Policiers accusés de vol de cocaïne en France

Deux policiers français ont été placés en garde à vue pour le vol de 52 kilos de cocaïne dans les bureaux de la Police judiciaire de Paris.
07 août 2015, 14:02
/ Màj. le 20 oct. 2015 à 10:39
La drogue, d'une valeur de 2 millions d'euros à la revente, n'a toujours pas été retrouvée.

Deux policiers de la brigade des stupéfiants étaient toujours en garde à vue mardi dans l'enquête sur le vol fin juillet de cocaïne dans les locaux de la Police judiciaire de Paris, a-t-on appris de source judiciaire.
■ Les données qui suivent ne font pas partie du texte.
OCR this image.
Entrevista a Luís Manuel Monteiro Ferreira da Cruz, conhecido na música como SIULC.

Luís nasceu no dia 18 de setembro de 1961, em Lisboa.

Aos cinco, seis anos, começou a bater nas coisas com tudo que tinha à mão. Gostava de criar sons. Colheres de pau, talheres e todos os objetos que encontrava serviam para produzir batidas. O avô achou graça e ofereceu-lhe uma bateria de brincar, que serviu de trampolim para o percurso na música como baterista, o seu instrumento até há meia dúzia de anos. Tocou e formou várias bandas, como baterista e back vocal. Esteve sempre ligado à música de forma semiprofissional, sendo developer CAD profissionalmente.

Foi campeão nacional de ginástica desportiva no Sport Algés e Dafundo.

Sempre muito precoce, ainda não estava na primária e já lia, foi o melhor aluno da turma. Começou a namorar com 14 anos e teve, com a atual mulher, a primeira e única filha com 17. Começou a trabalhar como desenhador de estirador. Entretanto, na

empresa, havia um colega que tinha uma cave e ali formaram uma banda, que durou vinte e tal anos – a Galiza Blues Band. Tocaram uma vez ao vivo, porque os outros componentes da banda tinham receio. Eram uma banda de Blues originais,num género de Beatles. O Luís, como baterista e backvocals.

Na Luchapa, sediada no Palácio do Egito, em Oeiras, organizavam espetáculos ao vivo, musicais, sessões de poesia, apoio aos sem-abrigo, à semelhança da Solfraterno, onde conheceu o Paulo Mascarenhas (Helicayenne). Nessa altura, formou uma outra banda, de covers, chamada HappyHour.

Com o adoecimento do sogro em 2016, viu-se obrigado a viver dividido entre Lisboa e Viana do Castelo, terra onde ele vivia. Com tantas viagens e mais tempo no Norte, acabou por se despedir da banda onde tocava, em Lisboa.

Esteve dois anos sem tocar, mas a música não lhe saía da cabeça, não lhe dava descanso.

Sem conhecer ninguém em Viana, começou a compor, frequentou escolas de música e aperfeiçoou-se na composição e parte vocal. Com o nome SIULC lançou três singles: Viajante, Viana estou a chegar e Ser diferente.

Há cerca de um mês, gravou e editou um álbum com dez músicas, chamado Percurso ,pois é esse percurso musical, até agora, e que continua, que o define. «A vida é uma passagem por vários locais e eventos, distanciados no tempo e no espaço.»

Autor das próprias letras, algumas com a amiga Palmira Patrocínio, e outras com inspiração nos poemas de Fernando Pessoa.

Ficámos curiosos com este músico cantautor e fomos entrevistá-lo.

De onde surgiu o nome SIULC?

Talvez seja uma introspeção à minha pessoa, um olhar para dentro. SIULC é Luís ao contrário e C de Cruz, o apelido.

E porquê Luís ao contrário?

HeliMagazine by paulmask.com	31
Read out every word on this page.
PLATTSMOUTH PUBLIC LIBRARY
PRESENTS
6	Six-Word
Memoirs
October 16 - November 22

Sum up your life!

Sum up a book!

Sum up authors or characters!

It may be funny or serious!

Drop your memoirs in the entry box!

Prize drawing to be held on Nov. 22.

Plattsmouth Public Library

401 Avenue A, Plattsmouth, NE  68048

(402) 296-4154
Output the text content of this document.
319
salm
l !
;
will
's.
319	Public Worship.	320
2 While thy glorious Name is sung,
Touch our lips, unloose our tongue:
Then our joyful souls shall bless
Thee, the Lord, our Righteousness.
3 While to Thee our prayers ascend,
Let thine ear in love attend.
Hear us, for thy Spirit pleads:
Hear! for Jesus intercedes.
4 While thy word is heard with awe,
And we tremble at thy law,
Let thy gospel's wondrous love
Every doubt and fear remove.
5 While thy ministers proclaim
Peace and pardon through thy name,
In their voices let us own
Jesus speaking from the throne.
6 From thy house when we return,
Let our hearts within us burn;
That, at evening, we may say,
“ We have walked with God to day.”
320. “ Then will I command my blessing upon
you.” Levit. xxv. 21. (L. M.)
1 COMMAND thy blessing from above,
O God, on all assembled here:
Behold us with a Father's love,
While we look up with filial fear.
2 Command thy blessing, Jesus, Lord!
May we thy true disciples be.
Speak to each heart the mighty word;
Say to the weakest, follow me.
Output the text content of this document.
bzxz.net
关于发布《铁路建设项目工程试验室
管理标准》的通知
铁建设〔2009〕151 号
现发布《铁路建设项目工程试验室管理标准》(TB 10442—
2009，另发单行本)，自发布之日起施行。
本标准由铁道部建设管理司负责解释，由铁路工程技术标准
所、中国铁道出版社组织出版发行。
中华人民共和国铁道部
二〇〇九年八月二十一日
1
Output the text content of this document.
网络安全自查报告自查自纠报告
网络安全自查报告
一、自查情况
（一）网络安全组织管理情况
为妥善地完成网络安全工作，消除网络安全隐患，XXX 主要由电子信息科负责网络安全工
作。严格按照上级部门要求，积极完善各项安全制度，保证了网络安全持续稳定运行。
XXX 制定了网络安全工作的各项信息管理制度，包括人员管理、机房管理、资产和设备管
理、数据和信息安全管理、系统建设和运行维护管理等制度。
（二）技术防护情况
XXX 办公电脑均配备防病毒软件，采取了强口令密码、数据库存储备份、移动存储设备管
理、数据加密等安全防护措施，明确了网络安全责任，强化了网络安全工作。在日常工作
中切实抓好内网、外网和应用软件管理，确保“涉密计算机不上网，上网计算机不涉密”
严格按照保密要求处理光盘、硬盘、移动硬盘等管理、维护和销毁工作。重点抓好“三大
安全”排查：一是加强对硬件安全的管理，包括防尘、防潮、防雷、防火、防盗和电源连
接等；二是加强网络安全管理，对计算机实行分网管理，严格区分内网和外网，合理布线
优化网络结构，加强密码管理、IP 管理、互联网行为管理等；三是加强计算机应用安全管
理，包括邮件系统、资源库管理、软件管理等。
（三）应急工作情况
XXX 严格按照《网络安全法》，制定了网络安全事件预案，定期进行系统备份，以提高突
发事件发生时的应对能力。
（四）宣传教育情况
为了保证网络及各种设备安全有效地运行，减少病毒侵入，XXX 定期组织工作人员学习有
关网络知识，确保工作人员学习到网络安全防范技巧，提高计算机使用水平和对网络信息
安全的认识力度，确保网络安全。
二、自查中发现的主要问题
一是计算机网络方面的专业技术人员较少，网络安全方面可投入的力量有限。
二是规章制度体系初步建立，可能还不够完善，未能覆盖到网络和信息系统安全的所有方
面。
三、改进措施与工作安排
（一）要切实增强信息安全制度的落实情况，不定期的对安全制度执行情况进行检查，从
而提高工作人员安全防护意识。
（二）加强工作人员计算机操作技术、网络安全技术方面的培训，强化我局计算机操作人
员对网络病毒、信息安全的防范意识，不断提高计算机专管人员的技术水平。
Cinquante-deux kilos de cette substance avaient été dérobés.

L'annonce de la disparition de la drogue avait créé la stupeur au sein de la PJ, dont l'image avait déjà été ternie, récemment par la mise en examen de deux officiers pour viol.

Jugeant l'affaire très grave, le ministre de l'Intérieur, Bernard Cazeneuve, a ordonné un audit "rigoureux et approfondi" de la brigade des stupéfiants. "Au-delà des accès, je souhaite que les méthodes, les procédures, les pratiques professionnelles soient passées au crible", a-t-il expliqué.

Reconnu sur les images

Le principal suspect interpellé samedi par l'Inspection générale de la police nationale (IGPN) est un brigadier de 34 ans qui nie les faits, dit-on de source policière. Il avait été arrêté sur son lieu de vacances, à Perpignan, après avoir été reconnu sur des images des caméras de vidéosurveillance installées aux entrées de la PJ, au 36 Quai des Orfèvres.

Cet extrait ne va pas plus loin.